You could say the ballet ends in film-noir territory, with the Sylph dead in his arms after James is duped by Madge, that heartless dame. (Englund's Madge is a chilling sadist, and it is one of the great character-dancer performances of our age.) Except that instead of a despairing death alone on a rain-slicked street, James suffers a despairing death alone in the woods, with an uncaring world -- Effie, newly married to James's friend Gurn -- parading by, oblivious.

Hallberg's way of dying, however, makes him a hero. It was a sudden confrontation with the inevitable, a willful act, the choice of darkness over any more pain. It hurt to watch, which is just what you want a tragedy to do.

Scott Speck conducted Herman Severin Lovenskiold's music, with one of the more moving overtures in all ballet, so sad, dark and full of rustic elegance.

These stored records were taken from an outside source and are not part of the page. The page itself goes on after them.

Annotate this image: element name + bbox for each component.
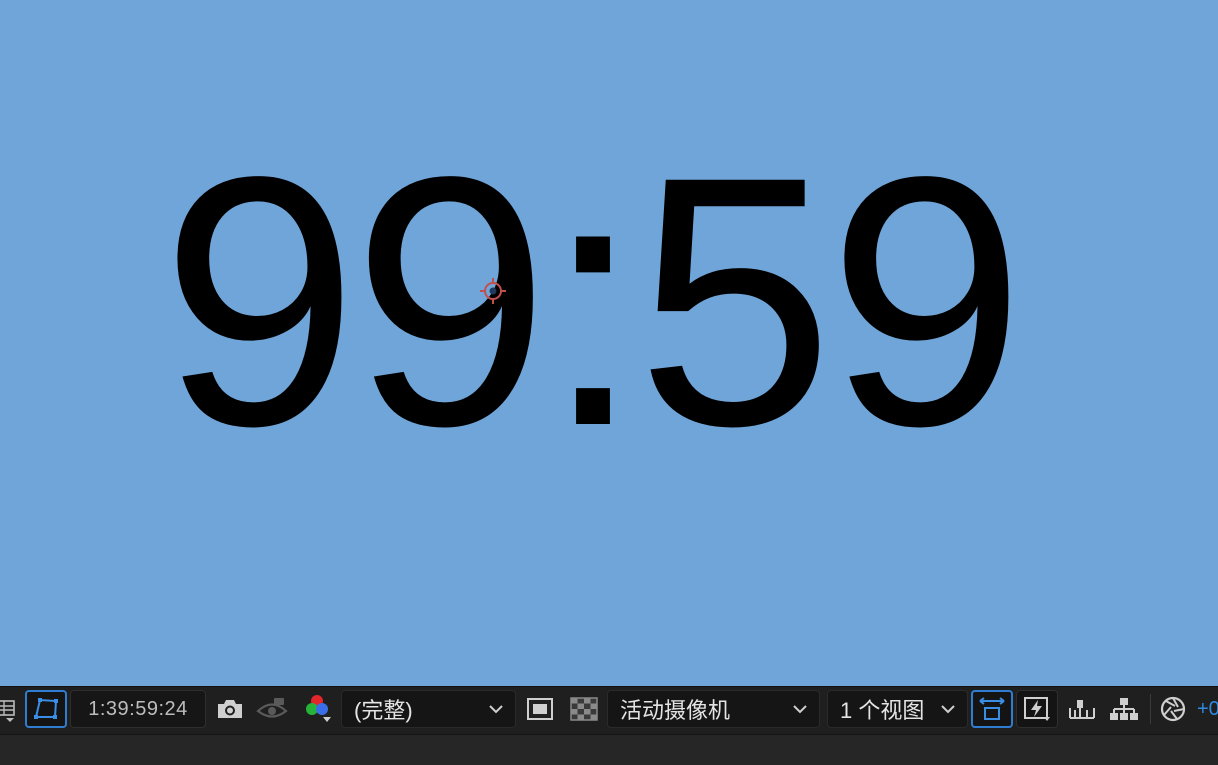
panel-footer	[0, 734, 1218, 765]
resolution-value: (完整)	[354, 698, 413, 723]
flowchart-button[interactable]	[1106, 690, 1142, 728]
composition-text: 99:59	[160, 104, 1025, 500]
chevron-down-icon	[489, 705, 503, 714]
transparency-grid-button[interactable]	[566, 690, 602, 728]
transparency-grid-icon	[570, 697, 598, 721]
active-camera-dropdown[interactable]: 活动摄像机	[607, 690, 820, 728]
camera-icon	[218, 700, 242, 718]
region-of-interest-icon	[527, 698, 553, 720]
snapshot-button[interactable]	[212, 690, 248, 728]
region-of-interest-button[interactable]	[522, 690, 558, 728]
fast-preview-button[interactable]	[1016, 690, 1058, 728]
show-channel-button[interactable]	[300, 690, 336, 728]
views-value: 1 个视图	[840, 698, 925, 723]
exposure-icon	[1160, 696, 1186, 722]
timeline-button[interactable]	[1064, 690, 1100, 728]
toggle-pixel-aspect-button[interactable]	[971, 690, 1013, 728]
anchor-point-icon[interactable]	[478, 276, 508, 306]
show-snapshot-button[interactable]	[254, 690, 290, 728]
current-time-field[interactable]: 1:39:59:24	[70, 690, 206, 728]
mask-path-icon	[34, 698, 58, 719]
toolbar-divider	[1150, 694, 1151, 724]
view-layout-dropdown[interactable]: 1 个视图	[827, 690, 968, 728]
chevron-down-icon	[793, 705, 807, 714]
exposure-value[interactable]: +0	[1197, 690, 1218, 728]
camera-value: 活动摄像机	[620, 698, 731, 723]
timeline-icon	[1069, 700, 1095, 719]
reset-exposure-button[interactable]	[1155, 690, 1191, 728]
toggle-view-layout-icon	[979, 697, 1005, 720]
grid-icon[interactable]	[0, 690, 20, 728]
eye-icon	[256, 698, 288, 718]
fast-preview-icon	[1024, 697, 1050, 721]
flowchart-icon	[1110, 698, 1138, 720]
composition-viewer[interactable]: 99:59	[0, 0, 1218, 686]
chevron-down-icon	[941, 705, 955, 714]
mask-path-visibility-button[interactable]	[25, 690, 67, 728]
resolution-dropdown[interactable]: (完整)	[341, 690, 516, 728]
rgb-channel-icon	[306, 695, 331, 722]
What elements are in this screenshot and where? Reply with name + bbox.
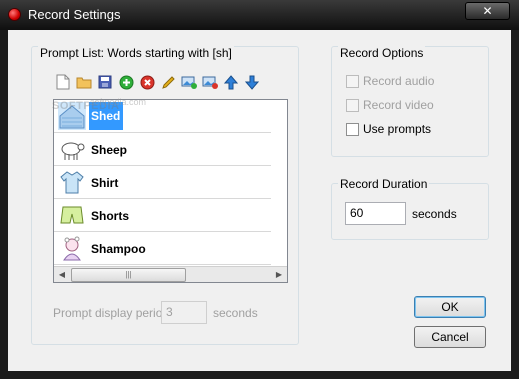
prompt-list-legend: Prompt List: Words starting with [sh] (38, 46, 234, 60)
shampoo-thumbnail-icon (63, 236, 81, 261)
move-down-icon (245, 75, 259, 90)
edit-button[interactable] (159, 73, 177, 91)
window-title: Record Settings (28, 7, 121, 22)
scrollbar-thumb[interactable]: ||| (71, 268, 186, 282)
save-icon (98, 75, 112, 89)
edit-pencil-icon (161, 75, 175, 89)
scroll-left-arrow-icon[interactable]: ◀ (54, 267, 70, 282)
record-video-label: Record video (363, 98, 434, 112)
record-audio-option[interactable]: Record audio (346, 74, 434, 88)
add-icon (119, 75, 133, 89)
use-prompts-checkbox[interactable] (346, 122, 359, 136)
list-item-label: Shirt (91, 176, 119, 190)
new-icon (56, 74, 70, 90)
list-item[interactable]: Shampoo (54, 232, 271, 265)
record-duration-unit: seconds (412, 207, 457, 221)
remove-button[interactable] (138, 73, 156, 91)
display-period-label: Prompt display period: (53, 306, 173, 320)
record-video-checkbox[interactable] (346, 98, 359, 112)
shirt-thumbnail-icon (60, 171, 84, 194)
prompt-toolbar (54, 73, 261, 91)
move-up-button[interactable] (222, 73, 240, 91)
add-button[interactable] (117, 73, 135, 91)
move-down-button[interactable] (243, 73, 261, 91)
image-add-icon (181, 76, 197, 89)
remove-icon (140, 75, 154, 89)
list-horizontal-scrollbar[interactable]: ◀ ||| ▶ (54, 266, 287, 282)
use-prompts-option[interactable]: Use prompts (346, 122, 431, 136)
shorts-thumbnail-icon (60, 206, 84, 224)
use-prompts-label: Use prompts (363, 122, 432, 136)
image-remove-icon (202, 76, 218, 89)
list-item[interactable]: Shirt (54, 166, 271, 199)
display-period-unit: seconds (213, 306, 258, 320)
title-bar: Record Settings ✕ (0, 0, 519, 30)
ok-button[interactable]: OK (414, 296, 486, 318)
app-record-icon (8, 8, 21, 21)
list-item-label: Shorts (91, 209, 130, 223)
sheep-thumbnail-icon (61, 142, 85, 160)
prompt-list[interactable]: Shed Sheep Shirt Shorts Shampoo ◀ ||| ▶ (53, 99, 288, 283)
record-duration-input[interactable]: 60 (345, 202, 406, 225)
list-item[interactable]: Shorts (54, 199, 271, 232)
list-item[interactable]: Sheep (54, 133, 271, 166)
record-options-legend: Record Options (338, 46, 426, 60)
scroll-right-arrow-icon[interactable]: ▶ (271, 267, 287, 282)
record-duration-legend: Record Duration (338, 177, 430, 191)
image-add-button[interactable] (180, 73, 198, 91)
image-remove-button[interactable] (201, 73, 219, 91)
record-audio-label: Record audio (363, 74, 435, 88)
display-period-input[interactable]: 3 (161, 301, 207, 324)
move-up-icon (224, 74, 238, 89)
watermark-small: softpedia.com (90, 97, 147, 107)
new-button[interactable] (54, 73, 72, 91)
save-button[interactable] (96, 73, 114, 91)
close-button[interactable]: ✕ (465, 2, 510, 20)
dialog-body: Prompt List: Words starting with [sh] Sh… (8, 30, 511, 371)
list-item-label: Shampoo (91, 242, 146, 256)
record-audio-checkbox[interactable] (346, 74, 359, 88)
open-button[interactable] (75, 73, 93, 91)
cancel-button[interactable]: Cancel (414, 326, 486, 348)
list-item-label: Sheep (91, 143, 128, 157)
record-video-option[interactable]: Record video (346, 98, 434, 112)
open-folder-icon (76, 77, 92, 89)
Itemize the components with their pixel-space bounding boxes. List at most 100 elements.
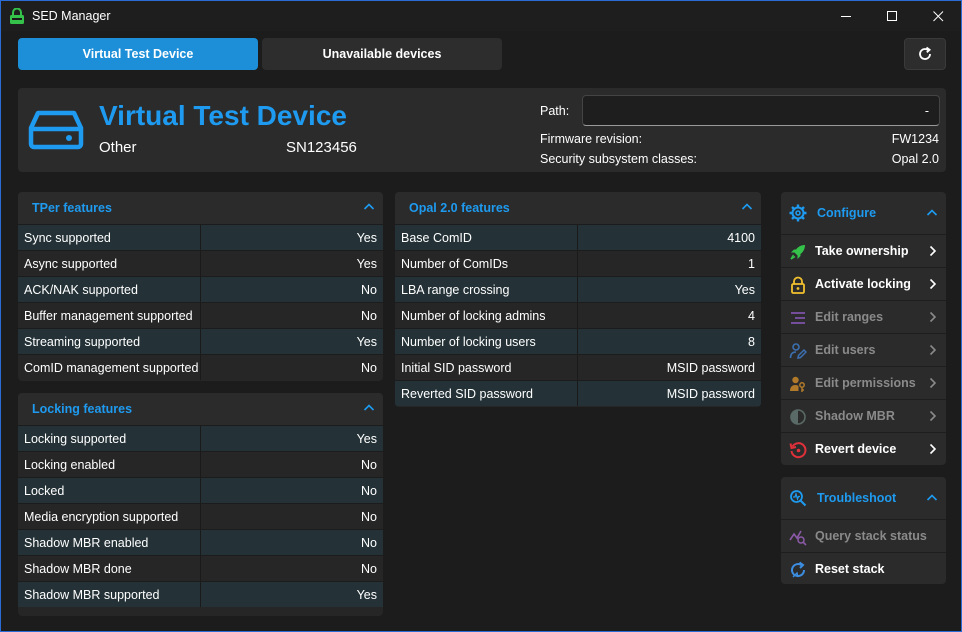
row-key: Shadow MBR supported <box>18 582 201 607</box>
tper-features-panel: TPer features Sync supported Yes Async su… <box>18 192 383 381</box>
chevron-up-icon[interactable] <box>926 492 938 504</box>
query-stack-status-button[interactable]: Query stack status <box>781 519 946 552</box>
row-key: Async supported <box>18 251 201 276</box>
row-key: Locking enabled <box>18 452 201 477</box>
revert-device-button[interactable]: Revert device <box>781 432 946 465</box>
app-lock-icon <box>10 8 24 24</box>
tper-features-title: TPer features <box>32 201 112 215</box>
table-row: Shadow MBR done No <box>18 555 383 581</box>
row-key: Reverted SID password <box>395 381 578 406</box>
device-summary: Virtual Test Device Other SN123456 Path:… <box>18 88 946 172</box>
maximize-button[interactable] <box>869 1 915 31</box>
row-value: Yes <box>356 230 377 245</box>
row-value: MSID password <box>666 386 755 401</box>
table-row: Locking supported Yes <box>18 425 383 451</box>
close-button[interactable] <box>915 1 961 31</box>
title-bar: SED Manager <box>1 1 961 31</box>
opal-features-header[interactable]: Opal 2.0 features <box>395 192 761 224</box>
chevron-up-icon[interactable] <box>926 207 938 219</box>
firmware-label: Firmware revision: <box>540 132 643 146</box>
row-value: Yes <box>356 256 377 271</box>
troubleshoot-title: Troubleshoot <box>817 491 897 505</box>
take-ownership-button[interactable]: Take ownership <box>781 234 946 267</box>
shadow-mbr-button[interactable]: Shadow MBR <box>781 399 946 432</box>
minimize-button[interactable] <box>823 1 869 31</box>
table-row: ACK/NAK supported No <box>18 276 383 302</box>
window-title: SED Manager <box>32 9 111 23</box>
ssc-value: Opal 2.0 <box>891 152 939 166</box>
table-row: Buffer management supported No <box>18 302 383 328</box>
chevron-up-icon[interactable] <box>741 201 753 213</box>
row-value: Yes <box>734 282 755 297</box>
chevron-up-icon[interactable] <box>363 402 375 414</box>
row-value: No <box>361 509 377 524</box>
table-row: ComID management supported No <box>18 354 383 380</box>
drive-icon <box>28 110 84 150</box>
refresh-button[interactable] <box>904 38 946 70</box>
user-key-icon <box>790 376 805 392</box>
row-key: Streaming supported <box>18 329 201 354</box>
chevron-up-icon[interactable] <box>363 201 375 213</box>
row-value: No <box>361 457 377 472</box>
troubleshoot-panel: Troubleshoot Query stack status Reset st… <box>781 477 946 584</box>
row-value: Yes <box>356 587 377 602</box>
troubleshoot-header[interactable]: Troubleshoot <box>781 477 946 519</box>
row-value: No <box>361 282 377 297</box>
path-label: Path: <box>540 104 570 118</box>
chevron-right-icon <box>929 443 937 455</box>
row-key: Number of locking users <box>395 329 578 354</box>
table-row: Number of ComIDs 1 <box>395 250 761 276</box>
activate-locking-button[interactable]: Activate locking <box>781 267 946 300</box>
row-value: Yes <box>356 334 377 349</box>
table-row: Locking enabled No <box>18 451 383 477</box>
opal-features-title: Opal 2.0 features <box>409 201 510 215</box>
activate-locking-label: Activate locking <box>815 277 911 291</box>
locking-features-header[interactable]: Locking features <box>18 393 383 425</box>
close-icon <box>932 10 943 21</box>
half-circle-icon <box>790 409 806 425</box>
table-row: Shadow MBR enabled No <box>18 529 383 555</box>
device-serial: SN123456 <box>286 139 357 156</box>
tper-features-header[interactable]: TPer features <box>18 192 383 224</box>
table-row: Media encryption supported No <box>18 503 383 529</box>
chevron-right-icon <box>929 311 937 323</box>
row-key: Sync supported <box>18 225 201 250</box>
edit-ranges-button[interactable]: Edit ranges <box>781 300 946 333</box>
chevron-right-icon <box>929 344 937 356</box>
table-row: Async supported Yes <box>18 250 383 276</box>
path-field[interactable] <box>582 95 940 126</box>
row-key: LBA range crossing <box>395 277 578 302</box>
row-key: Shadow MBR enabled <box>18 530 201 555</box>
configure-header[interactable]: Configure <box>781 192 946 234</box>
row-value: 4100 <box>727 230 755 245</box>
magnifier-chart-icon <box>790 490 807 507</box>
edit-users-button[interactable]: Edit users <box>781 333 946 366</box>
rocket-icon <box>790 245 805 260</box>
revert-device-label: Revert device <box>815 442 897 456</box>
row-value: No <box>361 308 377 323</box>
take-ownership-label: Take ownership <box>815 244 909 258</box>
tab-unavailable-devices[interactable]: Unavailable devices <box>262 38 502 70</box>
row-key: ACK/NAK supported <box>18 277 201 302</box>
device-type: Other <box>99 139 137 156</box>
edit-permissions-button[interactable]: Edit permissions <box>781 366 946 399</box>
row-value: No <box>361 561 377 576</box>
shadow-mbr-label: Shadow MBR <box>815 409 895 423</box>
firmware-value: FW1234 <box>891 132 939 146</box>
row-key: Number of locking admins <box>395 303 578 328</box>
opal-features-panel: Opal 2.0 features Base ComID 4100 Number … <box>395 192 761 407</box>
row-key: Locking supported <box>18 426 201 451</box>
configure-panel: Configure Take ownership Activate lockin… <box>781 192 946 465</box>
table-row: Streaming supported Yes <box>18 328 383 354</box>
chevron-right-icon <box>929 245 937 257</box>
user-edit-icon <box>789 343 807 359</box>
chevron-right-icon <box>929 377 937 389</box>
row-key: Shadow MBR done <box>18 556 201 581</box>
table-row: Shadow MBR supported Yes <box>18 581 383 607</box>
table-row: Locked No <box>18 477 383 503</box>
edit-ranges-label: Edit ranges <box>815 310 884 324</box>
tab-virtual-test-device[interactable]: Virtual Test Device <box>18 38 258 70</box>
lock-icon <box>791 276 805 294</box>
reset-stack-button[interactable]: Reset stack <box>781 552 946 584</box>
table-row: Reverted SID password MSID password <box>395 380 761 406</box>
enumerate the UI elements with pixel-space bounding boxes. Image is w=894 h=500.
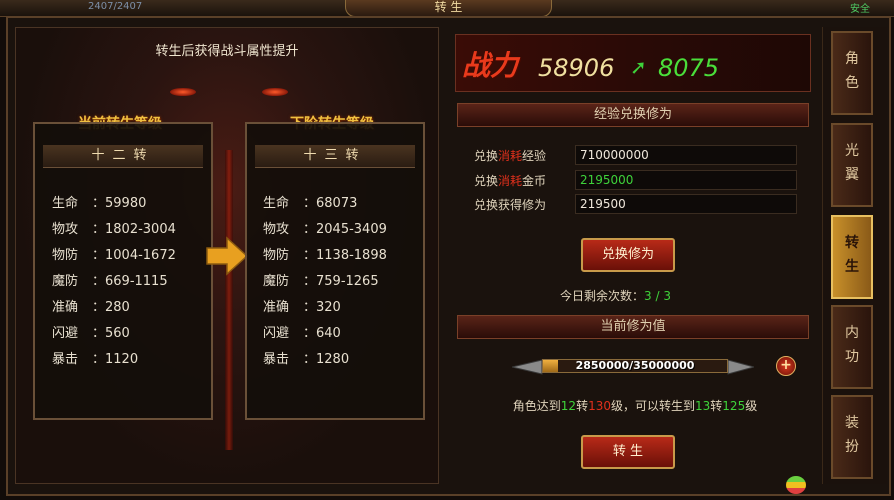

The evening had a rousing counterpoint in Lila York's "Celts," which carried the British Isles theme in a vigorous direction. York created it in 1996, soon after "Riverdance" crashed onto the scene, and it's the superior paean to Irish step dancing, with all the high bounding, the flicking forelegs, the ecstatic fiddling and none of the clattering. There were a couple of terrific, bouncy showpieces for guest artist Joel Prouty (he also played Gurn in "La Sylphide"), and all manner of bubbly energy was let loose from the bottle.